I am an applied algorithms researcher working on geographic information systems (GIS), eco-informatics, information visualisation, historical information, and algorithmically-guided user interaction.

Download full CV as PDF here . Fulltext author's copies of research papers available here .

Research Grants

Algorithmic Quality Assurance: Theory & Practice

DFG eigene Stelle, Principal Investigor (three years)

independently developed and wrote proposal (Di 2161/2-2) in Priority Programme 1894 “Volunteered Geographic Information.” This funds my current position in Würzburg.
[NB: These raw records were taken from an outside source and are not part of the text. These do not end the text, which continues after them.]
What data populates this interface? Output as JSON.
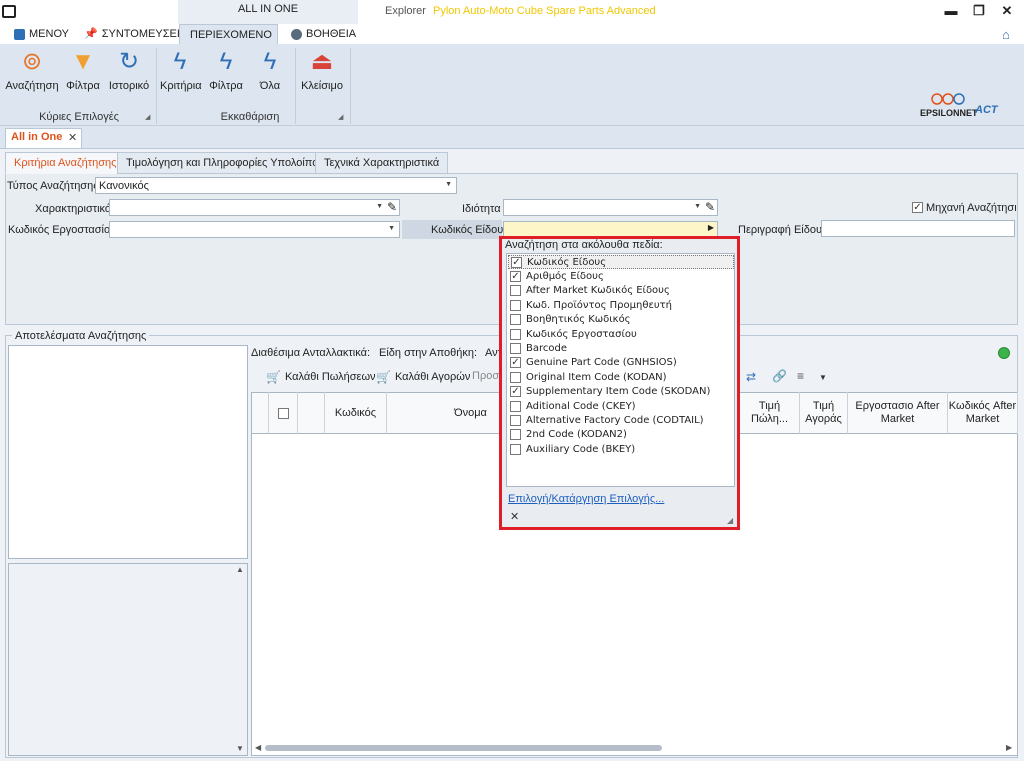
{
  "titlebar": {
    "context_tab": "ALL IN ONE",
    "app": "Explorer",
    "product": "Pylon Auto-Moto Cube Spare Parts Advanced",
    "minimize": "▬",
    "restore": "❐",
    "close": "✕"
  },
  "ribbon_tabs": [
    {
      "label": "ΜΕΝΟΥ",
      "icon": "menu-icon"
    },
    {
      "label": "ΣΥΝΤΟΜΕΥΣΕΙΣ",
      "icon": "pin-icon"
    },
    {
      "label": "ΠΕΡΙΕΧΟΜΕΝΟ",
      "icon": "document-icon"
    },
    {
      "label": "ΒΟΗΘΕΙΑ",
      "icon": "help-icon"
    }
  ],
  "ribbon": {
    "groups": [
      {
        "label": "Κύριες Επιλογές",
        "buttons": [
          "Αναζήτηση",
          "Φίλτρα",
          "Ιστορικό"
        ]
      },
      {
        "label": "Εκκαθάριση",
        "buttons": [
          "Κριτήρια",
          "Φίλτρα",
          "Όλα"
        ]
      },
      {
        "label": "",
        "buttons": [
          "Κλείσιμο"
        ]
      }
    ],
    "brand": "EPSILONNET",
    "brand2": "ACT"
  },
  "doc_tab": {
    "label": "All in One",
    "close": "✕"
  },
  "sub_tabs": [
    "Κριτήρια Αναζήτησης",
    "Τιμολόγηση και Πληροφορίες Υπολοίπου",
    "Τεχνικά Χαρακτηριστικά"
  ],
  "criteria": {
    "search_type_label": "Τύπος Αναζήτησης",
    "search_type_value": "Κανονικός",
    "characteristic_label": "Χαρακτηριστικό",
    "property_label": "Ιδιότητα",
    "engine_label": "Μηχανή Αναζήτησης",
    "engine_checked": true,
    "factory_code_label": "Κωδικός Εργοστασίου",
    "item_code_label": "Κωδικός Είδους",
    "item_desc_label": "Περιγραφή Είδους"
  },
  "results": {
    "title": "Αποτελέσματα Αναζήτησης",
    "available_label": "Διαθέσιμα Ανταλλακτικά:",
    "in_stock_label": "Είδη στην Αποθήκη:",
    "truncated_label": "Αντ",
    "sales_cart": "Καλάθι Πωλήσεων",
    "purchase_cart": "Καλάθι Αγορών",
    "truncated_btn": "Προσθ",
    "columns": [
      "Κωδικός",
      "Όνομα",
      "Τιμή Πώλη...",
      "Τιμή Αγοράς",
      "Εργοστασιο After Market",
      "Κωδικός After Market"
    ]
  },
  "popup": {
    "title": "Αναζήτηση στα ακόλουθα πεδία:",
    "items": [
      {
        "label": "Κωδικός Είδους",
        "checked": true
      },
      {
        "label": "Αριθμός Είδους",
        "checked": true
      },
      {
        "label": "After Market Κωδικός Είδους",
        "checked": false
      },
      {
        "label": "Κωδ. Προϊόντος Προμηθευτή",
        "checked": false
      },
      {
        "label": "Βοηθητικός Κωδικός",
        "checked": false
      },
      {
        "label": "Κωδικός Εργοστασίου",
        "checked": false
      },
      {
        "label": "Barcode",
        "checked": false
      },
      {
        "label": "Genuine Part Code (GNHSIOS)",
        "checked": true
      },
      {
        "label": "Original Item Code (KODAN)",
        "checked": false
      },
      {
        "label": "Supplementary Item Code (SKODAN)",
        "checked": true
      },
      {
        "label": "Aditional Code (CKEY)",
        "checked": false
      },
      {
        "label": "Alternative Factory Code (CODTAIL)",
        "checked": false
      },
      {
        "label": "2nd Code (KODAN2)",
        "checked": false
      },
      {
        "label": "Auxiliary Code (BKEY)",
        "checked": false
      }
    ],
    "link": "Επιλογή/Κατάργηση Επιλογής...",
    "close": "✕"
  },
  "colors": {
    "accent": "#e0521b",
    "popup_border": "#e01e27",
    "status": "#3cb34a"
  }
}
The use of crowdsourcing provides a big opportunity for many sciences, such as geographic information science and the digital humanities. A particular application that has seen a big boom of crowd projects is the extraction of information from historical documents, since this involves many problems that continue to elude fully-automatic solutions. Numerous projects have sprung up, some with notable success (such as GB1900, Transkribus and Maps-in-the-Crowd). However, the use of volunteered information comes with major concerns about data quality. In this project we investigate novel methods for quality assessment in crowdsourcing projects: not just checking the quality at the end, but viewing the entire crowdsourcing process as a computation where we need to be careful about data quality throughout. In doing so, we open up a range of mathematical and algorithmic techniques, including Bayesian modelling, optimal task selection based on active learning, and sensitivity analysis.
Our prior experience indicates that this is not only of theoretical interest, but will indeed result in practically useful systems that outperform ad-hoc approaches. We take historical material as the main source of our experimental material, as well as considering more modern data. This serves two purposes. Firstly, this brings us closer to the other projects in the priority programme. Secondly, the methodology we have developed so far (and will continue to develop) is generally applicable: we will validate this by applying it more broadly. Fruitful applications include image recognition tasks (such as those encountered in the ENAP and COVMAP projects) and information extraction from microblogs (EVA-VGI). Through this project, we will arrive at a more refined understanding of how the power of crowdsourcing can be harnessed - by paying specific attention to the quality of data as it moves through a project, and designing algorithmically-supported processes to guide it.
Jan. 2020 – Jan. 2023

Algorithmically-guided User Interaction: Smart Crowdsourcing and the Extraction of Metadata from Old Maps

DFG eigene Stelle, Principal Investigor (3 years)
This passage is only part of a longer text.